Когда старушка постелила постель, Тоня плотно прикрыла дверь. И вот, наконец, они остались одни, истосковавшиеся друг по другу, молодые и вольные, как птицы, два существа, страстно и пылко жаждущие любви и нежности, они хотели узнать друг друга еще ближе и лучше, стать единым целым. Оба хорошо понимали это. И когда Тоня и Виктор остановились у кровати, они не в состоянии были что-либо сказать.

От охватившего волнения и в предвкушении сладострастного, мучительного сладкого томления и ощущения упругой, абрикосовой от загара кожи Виктор едва сдержался, чтобы не упасть. Тоня медленно и нежно поцеловала его сухими жаркими губами. И когда он взахлеб жадно и сдержан но-страстно ответил на ее поцелуй, Тоня вскрикнула и как подкошенная упала почти без чувств на постель, раскинув руки. Сейчас он желал лишь одного — быстрее овладеть этой женщиной с абрикосовым знойным запахом тела и упругими, бешено возбуждающими его грудями.

Тоня в забвении стонала, но это не было похоже на обычный стон, он воспринимал его, как сладостную песнь, как музыку, которая наполняла его жгучей страстью, за что он был безмерно благодарен ей.

Когда он сидел в карцерах на тюремном режиме в «крытке», то предавался воспоминаниям о своей жизни в качестве человека-камильфо, чтобы как-то скрасить свое времяпровождение. Он перебирал в уме всех девушек и женщин, в которых влюблялся или с которыми просто проводил бурные ночи. Их оказалось около 230! Были среди них и опустившиеся и даже проститутки-воровки, с которыми Осинин проводил ночь, чтобы хоть на время укротить свою физиологическую плоть, потому как она не давала ему покоя денно и нощно, из-за чего он не мог полностью отдаться науке и литературе. Доходило иногда даже до абсурда. Чтобы как-то подавлять в себе физиологическую потребность, он усиленно упражнялся с гантелями, делал приседания и прочие упражнения, но состояние возбудимости не проходило, зато из-за частого усмирения своих эмоций возникало чувство подавленности и беспокойства. Он даже к врачам обращался, но они все в один голос советовали ему побольше заниматься спортом и завести любовницу.

Дон Жуаном, а вернее ловеласом, он стал не из-за своих духовных пороков.

В институте он влюбился в простую, смазливую девушку по имени Нина, которая в нем души не чаяла, но теща очень быстро после женитьбы (ох, эти зловредные тещи!) разбила их жизнь, и им пришлось разбежаться.
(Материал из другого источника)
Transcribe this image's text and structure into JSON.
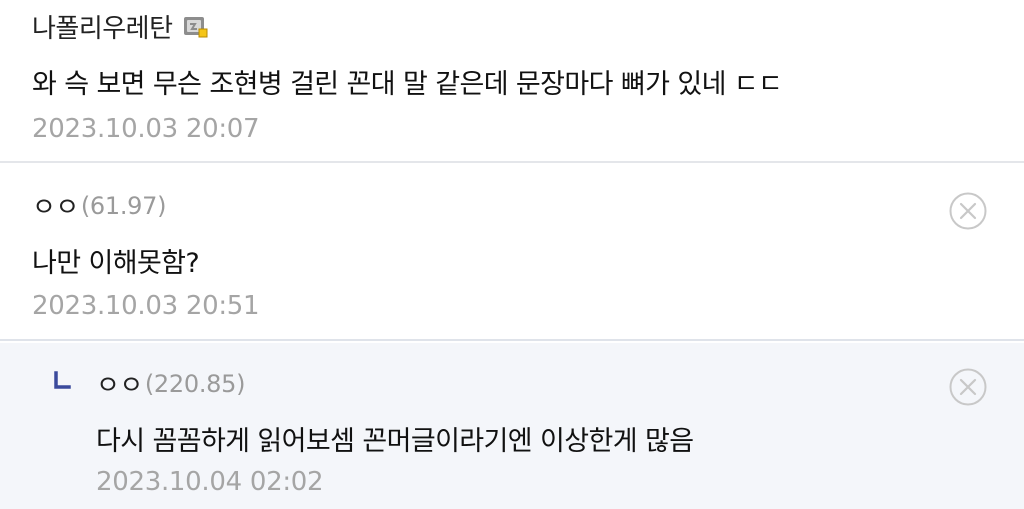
{
  "comments": [
    {
      "nickname": "나폴리우레탄",
      "ip": "",
      "text": "와 슥 보면 무슨 조현병 걸린 꼰대 말 같은데 문장마다 뼈가 있네 ㄷㄷ",
      "date": "2023.10.03 20:07",
      "icon": "fixed-nick-icon"
    },
    {
      "nickname": "ㅇㅇ",
      "ip": "(61.97)",
      "text": "나만 이해못함?",
      "date": "2023.10.03 20:51",
      "icon": "delete-circle-icon"
    },
    {
      "nickname": "ㅇㅇ",
      "ip": "(220.85)",
      "text": "다시 꼼꼼하게 읽어보셈 꼰머글이라기엔 이상한게 많음",
      "date": "2023.10.04 02:02",
      "icon": "delete-circle-icon",
      "is_reply": true
    }
  ],
  "colors": {
    "text": "#111111",
    "meta": "#a5a5a5",
    "reply_bg": "#f4f6fa",
    "reply_mark": "#3b4a9c"
  }
}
И так как Виктор был очень впечатлительным и ранимым человеком, он долго и болезненно переживал этот разрыв, а потом одна сердобольная женщина с двумя детьми приласкала его и доходчиво объяснила, что нельзя, мол, самцам влюбляться, словно в омут с головою бросаться, от чего заболел, от того и лечись.

Она угостила его крепкой наливкой и уложила с собой в постель. Тело у нее было мягкое и пышное, ну, прямо как теплая пуховая перина, и, о чудо! Виктор постепенно стал забывать про свою Ниночку, и тогда он решил, что будет проводить с женщинами не более одной или двух ночей, чтобы не влюбиться и потом не страдать, а привязаться к женщине он мог быстро, так как был влюбчивым.

Его жизнь распутника была еще и своеобразным актом мести прелестным созданиям.

— О чем ты задумался, милый? — прервала его размышления Тоня. — Я хочу тебя…

До самого утра Виктор и Тоня ненасытно и жадно отдавались друг другу, ведь они, наконец, были свободны, и их любовь теперь тоже была свободной, не регламентированной строгими и бесчеловечными инструкциями лагерных застенков, ее не могли прервать похабные беспардонные напоминания вертухаев о «прекращении половой деятельности».

И музыка сильной страсти и дотоле неизведанных мучительно-сладких чувств поглотила, увлекла их, затащила, закружила в буйном океане любви.